My suggestion? Support the campaign, send the tweets and sign the postcards, but don’t do it unthinkingly. And don’t stop making noise about all the other causes that didn’t make the cut.


  1. I couldn’t agree more. Representatives from one organisation involved came to speak to my ministers a few weeks before Christmas about the campaign and wanting our church to be involved (which I’m sure it will be). This in itself surprised me. But I was also like you surprised at the present nature of the campaign rather than future challenges such as climate, oil and water. One of my ministers said he thought the campaign was too complicated and maybe they went away to think about this and radically simplified it. A global food crisis is coming that will affect us all. I have put a couple of short blog pieces up supportive but maybe I should have a bit more courage like you and point out some of its shortcomings.

  2. “It is only when wealth begins to concentrate in the hands of a relative few at the expense of billions of others who are denied even a small share of finite wealth that trouble starts and physical, human suffering begins. It does not have to be this way. Massive greed and consequent massive human misery and suffering do not have to be accepted as a givens, unavoidable, intractable, irresolvable. Just changing the way business is done, if only by a few companies, can change the flow of wealth, ease and eliminate poverty, and leave us all with something better to worry about. Basic human needs such as food and shelter are fundamental human rights; there are more than enough resources available to go around–if we can just figure out how to share. It cannot be “Me first, mine first”; rather, “Me, too” is more the order of the day.”

    From the paper describing a business model for social purpose or people-centered economic development.

  3. But it does include climate! It mentions that climate change is one of the causes of hunger, and asks the government to work for a shipping levy as a new source of income additional to the aid budget to help poor countries adapt and find clean ways to develop. This is part of the collective promise of $100 billion a year of climate finance that rich countries made to developing ones in the UNFCCC, but have mostly done little to achieve.

    I guess if you haven’t noticed it, climate needs to be higher in the campaign’s mix.

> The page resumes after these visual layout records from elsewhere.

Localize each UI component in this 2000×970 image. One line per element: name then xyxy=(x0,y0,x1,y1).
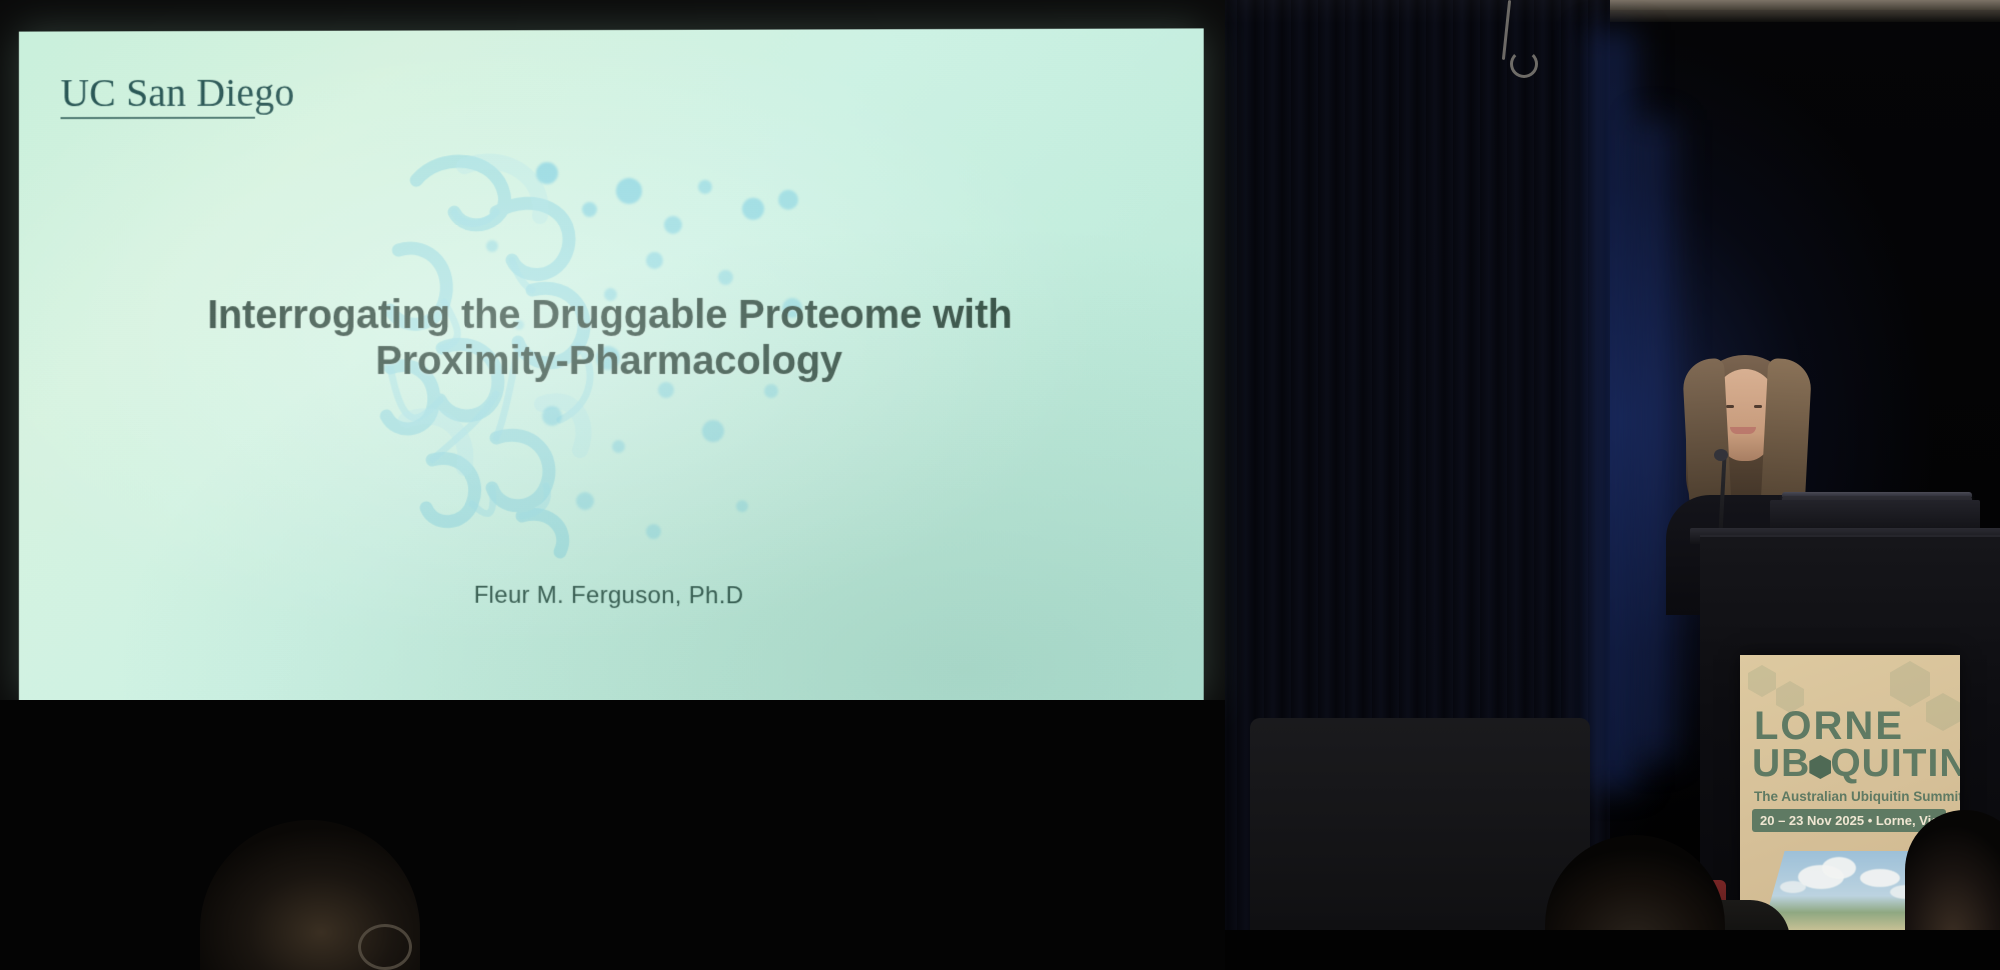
banner-title-lorne: LORNE xyxy=(1754,707,1904,745)
uc-san-diego-logo: UC San Diego xyxy=(61,69,295,119)
hanging-cable-loop xyxy=(1510,50,1538,78)
curtain-blue-light xyxy=(1575,30,1645,790)
hex-decoration-icon xyxy=(1926,693,1960,731)
projection-screen-frame: UC San Diego Interrogating the Druggable… xyxy=(0,0,1225,722)
slide-author: Fleur M. Ferguson, Ph.D xyxy=(19,581,1204,611)
slide-title-line-1: Interrogating the Druggable Proteome wit… xyxy=(98,292,1123,339)
speaker-mouth xyxy=(1730,427,1756,434)
banner-subtitle: The Australian Ubiquitin Summit xyxy=(1754,789,1960,804)
logo-underline xyxy=(61,117,256,119)
speaker-eye-left xyxy=(1726,405,1734,408)
banner-dates: 20 – 23 Nov 2025 • Lorne, Vic xyxy=(1752,809,1946,832)
audience-glasses xyxy=(358,924,412,970)
photo-scene: UC San Diego Interrogating the Druggable… xyxy=(0,0,2000,970)
hex-decoration-icon xyxy=(1748,665,1776,697)
hex-q-icon xyxy=(1809,755,1831,779)
uc-san-diego-logo-text: UC San Diego xyxy=(61,69,295,116)
projected-slide: UC San Diego Interrogating the Druggable… xyxy=(19,28,1204,703)
speaker-eye-right xyxy=(1754,405,1762,408)
slide-title: Interrogating the Druggable Proteome wit… xyxy=(19,292,1204,385)
screen-apron xyxy=(0,700,1225,970)
foreground-shadow xyxy=(1225,930,2000,970)
banner-title-ubiquitin: UBQUITIN xyxy=(1752,745,1960,782)
slide-title-line-2: Proximity-Pharmacology xyxy=(98,338,1123,385)
microphone-head xyxy=(1714,449,1728,461)
hex-decoration-icon xyxy=(1890,661,1930,707)
slide-canvas: UC San Diego Interrogating the Druggable… xyxy=(19,28,1204,703)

    1. You’re right and I’ve gone back and clarified the post – it was the absence of a call for action on climate change that struck me, but it does get a mention in the aid section and carbon targets are also mentioned under the biofuels section. I realise I’d written that it wasn’t there at all, which is incorrect.

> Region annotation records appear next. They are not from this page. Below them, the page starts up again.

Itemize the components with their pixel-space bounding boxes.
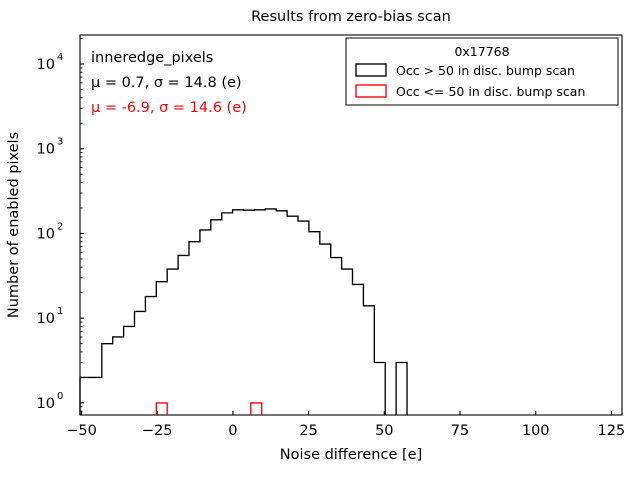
y-axis-label: Number of enabled pixels bbox=[6, 132, 22, 318]
legend-title: 0x17768 bbox=[454, 44, 509, 59]
figure-canvas: Results from zero-bias scan −50−25025507… bbox=[0, 0, 640, 480]
chart-title: Results from zero-bias scan bbox=[251, 9, 451, 25]
svg-text:10: 10 bbox=[37, 57, 55, 73]
legend-label-2: Occ <= 50 in disc. bump scan bbox=[396, 84, 585, 99]
x-tick-label: 0 bbox=[228, 423, 237, 439]
legend-label-1: Occ > 50 in disc. bump scan bbox=[396, 63, 575, 78]
annotation-stats-black: μ = 0.7, σ = 14.8 (e) bbox=[91, 75, 242, 91]
x-tick-label: −50 bbox=[66, 423, 97, 439]
x-tick-label: 75 bbox=[451, 423, 469, 439]
chart-legend[interactable]: 0x17768 Occ > 50 in disc. bump scanOcc <… bbox=[346, 38, 618, 105]
svg-text:0: 0 bbox=[57, 391, 63, 402]
svg-text:10: 10 bbox=[37, 396, 55, 412]
svg-text:10: 10 bbox=[37, 226, 55, 242]
svg-text:3: 3 bbox=[57, 137, 63, 148]
x-tick-label: 100 bbox=[522, 423, 550, 439]
x-tick-label: 50 bbox=[375, 423, 393, 439]
annotation-stats-red: μ = -6.9, σ = 14.6 (e) bbox=[91, 100, 247, 116]
svg-text:2: 2 bbox=[57, 221, 63, 232]
x-tick-label: 125 bbox=[598, 423, 626, 439]
svg-text:10: 10 bbox=[37, 142, 55, 158]
annotation-dataset-name: inneredge_pixels bbox=[91, 50, 213, 66]
svg-text:1: 1 bbox=[57, 306, 63, 317]
svg-text:10: 10 bbox=[37, 311, 55, 327]
x-axis-label: Noise difference [e] bbox=[280, 447, 422, 463]
x-tick-label: 25 bbox=[299, 423, 317, 439]
svg-text:4: 4 bbox=[57, 52, 63, 63]
chart-svg: Results from zero-bias scan −50−25025507… bbox=[0, 0, 640, 480]
x-tick-label: −25 bbox=[142, 423, 173, 439]
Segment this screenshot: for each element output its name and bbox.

      I can see the reasons why climate change hasn’t been included as a top line demand. You have to move with the political momentum, and I’d hope the campaign can get some concrete agreements on things like tax and transparency this time round.

  4. There is no shortage of food. There are starving people because of price, storage and distribution problems. In many countries food rots before it can be got to markets or because there is no refrigerated or vermin proof storage. in developed countries food may not encounter the same problems, but farmers will only grow food if they can sell it at a price that will allow them to cover costs and give a profit. In my own Australian district which grows fruit and vegetables, much produce is graded and discarded to meet the demands of the buying public. Sadly, due to poor prices many farms in this district carry ‘for sale’ signs. More than half the former farm land is now lying fallow as grassland or has been divided into small acreage for people who commute to work in the towns. There is no shortage of food in Australia, nor land to grow food. There are good transport and storage facilities, but farmers and are selling out and taking their experience with them because they can’t get a reasonable return on their investment.